Hapiste tek bir gazeteci kalmayıncaya dek bu diyarlara özgürlük ve demokrasi gelmeyeceğini biliyoruz ve herkesi başta Kürt basını olmak üzere gazetecilere ve gazeteciliğe yönelik baskılara karşı oluşan sessizlik duvarını yıkmak için ses çıkarmaya davet ediyoruz. Haber alma hakkınıza sahip çıkın istiyoruz. Biz artık hapsedilen meslektaşlarımızın tutuklu kaldığı gün sayısını tutan bir sayaç olmak istemiyoruz. Gazetecilerin görevi haber olmak değil, yönetenlerin baskısına karşı yönetilenlerin yanında olmaktır. Gazetecilerin yeri hapishaneler değil sokaklardır. Meslektaşlarımızın bir an önce serbest bırakılmasını istiyoruz. Onlar suçlu değil, onları hapsedenler suçludur. Bizler gazeteciliği ve gazetecileri savunmaya devam edeceğiz.
Mersin’de Hakları Derneği (İHD) Mersin Şubesi’nde bir araya gelen gazeteciler, 16 meslektaşlarının hukuksuz bir şekilde tutuklandığına dikkat çekti. “Gazeteciliği savunuyoruz. Özgür basın susturulamaz” pankartın asıldığı açıklamada, “Gazetecilik hapsedilemez”, “Cezaevinde gazeteci istemiyoruz” ve “Gazetecilere özgürlük” dövizleri taşındı.
Gazeteciler adına ortak basın metnini Güney Gazetesi muhabiri Mahmut Sönmez okudu
Mersin Mercek’in haberine göre ortak basın açıklaması metninin ardından tutuklu gazetecilerin dayanışma eylemleri için gönderdiği mesajları okundu.
Mehmet Ali Ertaş’ın gönderdiği mesaj:
Biz özgür gazeteciler işimizi yaptığımız için, doğru haberler naklettiğimiz için tutuklandık.

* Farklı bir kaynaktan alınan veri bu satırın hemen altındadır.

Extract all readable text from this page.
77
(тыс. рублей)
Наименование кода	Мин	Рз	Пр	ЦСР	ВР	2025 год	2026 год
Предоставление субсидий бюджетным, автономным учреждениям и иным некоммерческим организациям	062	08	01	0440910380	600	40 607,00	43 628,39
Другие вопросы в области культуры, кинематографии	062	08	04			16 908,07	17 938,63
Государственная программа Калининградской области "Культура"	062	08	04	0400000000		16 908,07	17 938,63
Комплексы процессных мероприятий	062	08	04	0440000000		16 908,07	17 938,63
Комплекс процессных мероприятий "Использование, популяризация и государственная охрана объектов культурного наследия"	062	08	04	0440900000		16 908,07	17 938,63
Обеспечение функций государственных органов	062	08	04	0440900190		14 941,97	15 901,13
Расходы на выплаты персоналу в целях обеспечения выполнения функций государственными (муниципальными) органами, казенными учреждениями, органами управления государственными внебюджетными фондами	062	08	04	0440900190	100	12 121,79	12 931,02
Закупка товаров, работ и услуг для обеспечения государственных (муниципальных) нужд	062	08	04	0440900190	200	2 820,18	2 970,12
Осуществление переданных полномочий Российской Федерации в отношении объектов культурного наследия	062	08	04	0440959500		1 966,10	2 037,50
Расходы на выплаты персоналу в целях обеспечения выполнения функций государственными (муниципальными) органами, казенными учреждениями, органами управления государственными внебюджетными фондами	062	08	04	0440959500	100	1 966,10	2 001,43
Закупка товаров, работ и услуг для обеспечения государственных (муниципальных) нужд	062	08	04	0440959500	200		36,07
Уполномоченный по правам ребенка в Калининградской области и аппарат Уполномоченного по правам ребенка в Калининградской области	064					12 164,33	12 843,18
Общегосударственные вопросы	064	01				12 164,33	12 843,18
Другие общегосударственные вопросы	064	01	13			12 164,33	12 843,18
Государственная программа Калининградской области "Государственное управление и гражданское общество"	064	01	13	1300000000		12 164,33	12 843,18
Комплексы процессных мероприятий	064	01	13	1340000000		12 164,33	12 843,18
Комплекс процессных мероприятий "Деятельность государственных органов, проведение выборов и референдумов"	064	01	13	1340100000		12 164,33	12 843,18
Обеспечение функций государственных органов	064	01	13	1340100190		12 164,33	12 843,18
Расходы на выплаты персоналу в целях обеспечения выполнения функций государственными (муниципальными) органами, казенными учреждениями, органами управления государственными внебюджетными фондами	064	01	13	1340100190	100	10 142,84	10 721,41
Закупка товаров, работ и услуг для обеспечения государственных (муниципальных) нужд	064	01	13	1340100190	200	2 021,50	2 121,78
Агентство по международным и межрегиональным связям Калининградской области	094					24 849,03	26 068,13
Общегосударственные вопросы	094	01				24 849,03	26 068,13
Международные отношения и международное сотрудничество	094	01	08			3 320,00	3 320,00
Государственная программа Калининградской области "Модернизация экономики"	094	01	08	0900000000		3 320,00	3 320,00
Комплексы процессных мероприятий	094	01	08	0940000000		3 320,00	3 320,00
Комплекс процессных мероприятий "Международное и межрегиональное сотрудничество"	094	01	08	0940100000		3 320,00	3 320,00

Kamuoyu gazeteci olduğumuzu da, tam da bu yüzden tutuklandığımızı da biliyor. İktidar sahipleri ise ‘sadece bir mikrofon var; bunu sadece benden olanlar, sadece benden olanlara yöneltebilir’ diyor. Hayır, böyle olmayacak. O mikrofondan çıkan sesi duymak da o mikrofona konuşmak da bütün vatandaşların hakkı. Bizler bunun bilinciyle gazetecilik yapmaya, vatandaşların bilgiye ulaşmasını sağlamaya devam edeceğiz. Dayanışma gösteren herekese teşekkürler.
DFG Eşbaşkanı Serdar Altan’ın gönderdiği mesaj:
Hukuki hiçbir açıklaması, gerekçesi olmayan bir operasyonla alıkonulduk. Özgürlüğümüzden, işimizden mahrum bırakıldık. Suçumuz ne? Elbette, sadece gazetecilik yapmak. Biz yazıp çizenler, çekip görüntüleyenler, anlatıp söyleyenler sadece kendi sesinin çıkmasını, sadece kendi sesinin duyulmasını isteyenleri rahatsız ettik. Bunun sonucunda da tutuklandık. Bunun bizi susturacağını düşünenler yanılıyor. Bizler gazetecilik yapmaya, sadece kendi sesini duymak isteyenleri rahatsız etmeye devam edeceğiz. Gazeteciliğe inanan, bizlerle dayanışma içinde olan başta meslektaşlarımız olmak üzere herkese teşekkür ederiz. Dayanışmayı büyütmek umuduyla…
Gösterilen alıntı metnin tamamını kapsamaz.